For credentials that genuinely cannot be public, such as your WhatsApp send key, your payment secret, or a third-party API that has no public tier, the pattern is a thin server proxy. The browser calls your endpoint, your server holds the secret and forwards the request, and the response comes back. The secret never enters the bundle because the code that uses it never ships to the browser.

On our stack this is a server-side function holding the secret in a managed secrets store, with the browser sending a short-lived user JWT. The Worker verifies the caller, then talks to the upstream API with the real key. The same shape works with a Next.js route handler, an Express endpoint, or a serverless edge function. The principle is identical: the secret lives where the user cannot reach it.

One detail teams miss: a proxy is not just secret-hiding, it is also your rate limit and abuse boundary. Because the browser hits your endpoint instead of the upstream directly, you can throttle, log, and cut off a misbehaving client. A leaked key has no such control.

How to audit your own bundle

Do not assume. Check. Your production build is just text files, and you can search them.

1. Build for production, then grep the output. Run your real build (npm run build or pnpm build) and search the output directory: dist/ for Vite, .next/static/ or the export folder for Next.js. Grep for known secret fragments: the first few characters of your service key, service_role, BEGIN PRIVATE KEY, sk_live, postgres://. If anything matches, you have a leak.
2. Search source for bad prefixes. Grep your codebase for VITE_ or NEXT_PUBLIC_ and read every match. Each one is a deliberate decision to publish that value. Make sure none of them are secrets that crept in.
3. Open DevTools on the live site. Network tab, look at the loaded JS files, use the Sources panel search (Cmd/Ctrl+Shift+F) across all scripts. This is exactly what an attacker does, so do it first.
4. Add it to CI. A simple grep step that fails the build if forbidden strings appear in the output stops the leak before it deploys. Tools like gitleaks catch secrets in commits, but a post-build grep catches the bundle specifically.
5. Check your git history too. A secret that was in .env and got committed once is still in history even after you delete it. If you find one, rotate the key. Do not just remove the file.

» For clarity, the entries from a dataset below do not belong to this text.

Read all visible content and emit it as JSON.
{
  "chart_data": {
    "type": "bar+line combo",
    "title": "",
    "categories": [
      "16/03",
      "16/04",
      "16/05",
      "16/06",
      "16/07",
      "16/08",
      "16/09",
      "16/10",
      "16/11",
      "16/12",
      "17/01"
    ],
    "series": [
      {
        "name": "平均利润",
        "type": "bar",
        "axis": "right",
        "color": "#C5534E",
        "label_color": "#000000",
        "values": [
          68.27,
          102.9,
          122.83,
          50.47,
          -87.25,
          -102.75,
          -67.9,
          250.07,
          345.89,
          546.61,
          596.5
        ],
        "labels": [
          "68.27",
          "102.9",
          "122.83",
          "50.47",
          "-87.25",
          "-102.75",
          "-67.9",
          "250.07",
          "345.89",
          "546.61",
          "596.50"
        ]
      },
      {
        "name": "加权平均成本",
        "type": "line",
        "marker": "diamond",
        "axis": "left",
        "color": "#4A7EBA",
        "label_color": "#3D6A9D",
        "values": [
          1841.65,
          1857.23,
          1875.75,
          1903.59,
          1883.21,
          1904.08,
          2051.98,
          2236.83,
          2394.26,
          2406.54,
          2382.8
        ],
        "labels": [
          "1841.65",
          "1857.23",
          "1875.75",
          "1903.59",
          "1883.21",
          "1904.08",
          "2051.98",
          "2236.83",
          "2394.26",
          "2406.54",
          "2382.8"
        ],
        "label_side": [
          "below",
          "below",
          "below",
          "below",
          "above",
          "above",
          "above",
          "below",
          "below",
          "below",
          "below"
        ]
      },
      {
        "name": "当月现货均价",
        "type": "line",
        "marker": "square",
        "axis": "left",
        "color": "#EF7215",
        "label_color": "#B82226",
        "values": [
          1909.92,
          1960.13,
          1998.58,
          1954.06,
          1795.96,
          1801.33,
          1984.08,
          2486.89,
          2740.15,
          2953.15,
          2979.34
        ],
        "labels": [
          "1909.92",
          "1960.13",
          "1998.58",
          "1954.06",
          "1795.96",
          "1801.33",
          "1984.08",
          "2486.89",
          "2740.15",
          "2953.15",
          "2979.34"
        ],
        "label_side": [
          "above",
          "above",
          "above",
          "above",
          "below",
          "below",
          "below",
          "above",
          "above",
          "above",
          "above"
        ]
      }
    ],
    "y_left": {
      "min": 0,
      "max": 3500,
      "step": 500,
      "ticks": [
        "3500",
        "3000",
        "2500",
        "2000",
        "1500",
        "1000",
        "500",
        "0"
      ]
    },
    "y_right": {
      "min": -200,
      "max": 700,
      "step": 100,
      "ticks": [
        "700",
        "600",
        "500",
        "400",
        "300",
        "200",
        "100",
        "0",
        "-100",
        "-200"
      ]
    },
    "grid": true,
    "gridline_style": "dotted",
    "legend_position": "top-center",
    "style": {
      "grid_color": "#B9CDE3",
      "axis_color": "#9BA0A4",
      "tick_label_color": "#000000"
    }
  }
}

If you do find a leaked secret, rotation is non-negotiable. The bundle has been downloaded, cached, and possibly scraped. Removing it from the next deploy does nothing for the copies already out there. Revoke the old credential, issue a new one, and keep the new one server-side.

Make it a habit, not a fire drill

The teams that never have this problem bake the check into their pipeline so a human never has to remember it. That is also how we run our own builds at BotBrained: secrets live in Worker-side stores, public keys are gated by RLS, and the deploy fails loudly if a forbidden string shows up in the output. If you want this discipline wired into your own frontend pipeline without rebuilding it from scratch, vybckr is built around exactly that kind of build-time guardrail.

Treat your bundle as a public document, because it is. Once you internalise that, the rest of these rules stop feeling like overhead and start feeling obvious.